IoT Standards Groups OIC, IIC Join Hands

By Jeffrey Burt  |  Posted 2015-02-26 Print this article Print

The effort to create open interoperability standards for the Internet of things has become a crowded one over the past year, with more than a half-dozen industry groups entering into the fray.

Two of those groups—the Open Interconnect Consortium (IOC) and the Industrial Internet Consortium (IIC)—will now be working together more closely to drive interoperability.
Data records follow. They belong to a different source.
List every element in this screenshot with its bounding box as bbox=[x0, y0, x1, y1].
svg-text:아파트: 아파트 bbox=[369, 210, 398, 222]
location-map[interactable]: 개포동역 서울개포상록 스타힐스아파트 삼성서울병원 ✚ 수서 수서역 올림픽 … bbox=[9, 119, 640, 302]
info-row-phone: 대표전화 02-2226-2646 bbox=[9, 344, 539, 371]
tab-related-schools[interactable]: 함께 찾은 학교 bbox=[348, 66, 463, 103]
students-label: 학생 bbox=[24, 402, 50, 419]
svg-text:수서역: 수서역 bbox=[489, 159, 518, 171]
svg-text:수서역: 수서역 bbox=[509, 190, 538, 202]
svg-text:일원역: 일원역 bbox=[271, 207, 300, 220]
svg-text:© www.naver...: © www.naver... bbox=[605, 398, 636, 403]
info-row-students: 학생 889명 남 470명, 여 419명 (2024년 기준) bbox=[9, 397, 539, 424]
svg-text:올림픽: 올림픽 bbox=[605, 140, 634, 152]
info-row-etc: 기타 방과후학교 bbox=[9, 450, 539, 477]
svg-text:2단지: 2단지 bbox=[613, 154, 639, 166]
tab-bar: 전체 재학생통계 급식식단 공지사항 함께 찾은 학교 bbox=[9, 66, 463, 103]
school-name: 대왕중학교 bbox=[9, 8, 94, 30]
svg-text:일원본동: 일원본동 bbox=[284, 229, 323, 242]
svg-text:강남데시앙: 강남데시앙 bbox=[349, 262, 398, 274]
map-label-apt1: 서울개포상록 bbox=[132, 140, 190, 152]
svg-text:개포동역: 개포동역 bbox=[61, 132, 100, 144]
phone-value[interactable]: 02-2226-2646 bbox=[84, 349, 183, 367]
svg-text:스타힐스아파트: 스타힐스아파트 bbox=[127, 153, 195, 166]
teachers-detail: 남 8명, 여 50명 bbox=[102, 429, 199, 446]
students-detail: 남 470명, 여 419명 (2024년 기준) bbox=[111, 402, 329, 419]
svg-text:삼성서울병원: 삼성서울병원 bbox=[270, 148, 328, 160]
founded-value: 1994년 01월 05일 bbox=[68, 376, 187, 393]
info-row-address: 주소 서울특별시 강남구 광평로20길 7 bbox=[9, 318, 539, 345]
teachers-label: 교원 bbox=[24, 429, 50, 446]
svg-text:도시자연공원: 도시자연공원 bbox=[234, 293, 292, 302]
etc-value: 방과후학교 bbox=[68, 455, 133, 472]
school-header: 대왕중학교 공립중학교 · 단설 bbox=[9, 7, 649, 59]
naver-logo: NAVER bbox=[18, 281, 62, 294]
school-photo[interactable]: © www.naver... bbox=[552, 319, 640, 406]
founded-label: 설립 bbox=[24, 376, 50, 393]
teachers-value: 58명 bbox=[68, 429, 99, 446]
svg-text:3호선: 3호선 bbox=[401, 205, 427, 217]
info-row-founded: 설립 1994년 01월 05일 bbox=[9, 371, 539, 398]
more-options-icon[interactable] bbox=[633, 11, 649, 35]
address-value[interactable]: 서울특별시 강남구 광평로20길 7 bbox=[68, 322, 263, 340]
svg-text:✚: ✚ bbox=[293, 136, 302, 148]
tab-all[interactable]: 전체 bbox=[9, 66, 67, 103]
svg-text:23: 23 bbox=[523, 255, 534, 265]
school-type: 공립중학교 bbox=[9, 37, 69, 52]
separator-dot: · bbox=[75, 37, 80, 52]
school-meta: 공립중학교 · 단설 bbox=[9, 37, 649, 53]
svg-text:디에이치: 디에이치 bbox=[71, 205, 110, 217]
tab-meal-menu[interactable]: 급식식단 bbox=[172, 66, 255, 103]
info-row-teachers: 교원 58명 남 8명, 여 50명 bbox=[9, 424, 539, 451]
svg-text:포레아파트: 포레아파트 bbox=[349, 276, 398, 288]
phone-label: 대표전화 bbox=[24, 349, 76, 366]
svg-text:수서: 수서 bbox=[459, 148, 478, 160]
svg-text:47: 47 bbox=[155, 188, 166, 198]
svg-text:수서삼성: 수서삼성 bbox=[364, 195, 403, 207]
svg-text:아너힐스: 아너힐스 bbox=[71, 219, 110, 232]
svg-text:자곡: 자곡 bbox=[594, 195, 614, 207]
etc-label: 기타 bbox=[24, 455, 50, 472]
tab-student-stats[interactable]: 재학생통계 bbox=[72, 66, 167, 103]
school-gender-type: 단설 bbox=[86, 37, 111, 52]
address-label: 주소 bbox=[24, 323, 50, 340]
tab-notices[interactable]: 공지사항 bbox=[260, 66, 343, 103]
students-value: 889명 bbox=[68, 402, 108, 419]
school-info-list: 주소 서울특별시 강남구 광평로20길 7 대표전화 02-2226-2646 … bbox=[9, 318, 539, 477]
The consortiums on Feb. 26 announced a strategic liaison agreement in which they will share information to streamline the Internet of things (IoT) standards efforts.

The work being done by the OIC and IIC complement each other, so having the groups working together makes sense, according to IIC Executive Director Richard Soley.

"OIC's focus on developing standards through an open-source project makes it an ideal partner for the Industrial Internet Consortium," Soley said in a statement. "By sharing use cases with the OIC, we will identify new scenarios that will ultimately result in systematic interoperability between devices."

As part of this agreement, the IIC will share use cases and architectural requirements for the industrial space with the OIC. For its part, the OIC will ensure that its open specification—IoTivity—and the open-source project around it will include the capabilities needed in an IoT communications framework to meet those IIC requirements and make the use cases easier to implement, according to officials with both groups.

"By ensuring the standards and associated open source software from the OIC support the use cases and requirements defined by the IIC, we can accelerate the delivery of an industrial grade communications framework for the IoT," Imad Sousou, vice president and general manager of Intel's Open Source Technology Center and vice president of the board at the OIC, said in a statement.

The Internet of things is expected to grow rapidly over the next few years, with Cisco Systems predicting that the number of connected devices will jump from 25 billion last year to more than 50 billion in 2020. The IoT will include a broad array of connected devices and systems, from smartphones and tablets to home appliance, clothing, industrial systems and smart cities technology.

Enabling connected systems to communicate with each other will be a key part of the IoT, and a number of industry groups—including the AllSeen Alliance and the Thread Group—have been formed to develop open interoperability frameworks. Both the IIC and the OIC were launched last year by such companies as Cisco Systems, IBM, Intel, AT&T and GE (for the IIC) and Intel, Dell and Samsung (for the OIC). The OIC now has more than 50 members; the IIC has 141 members.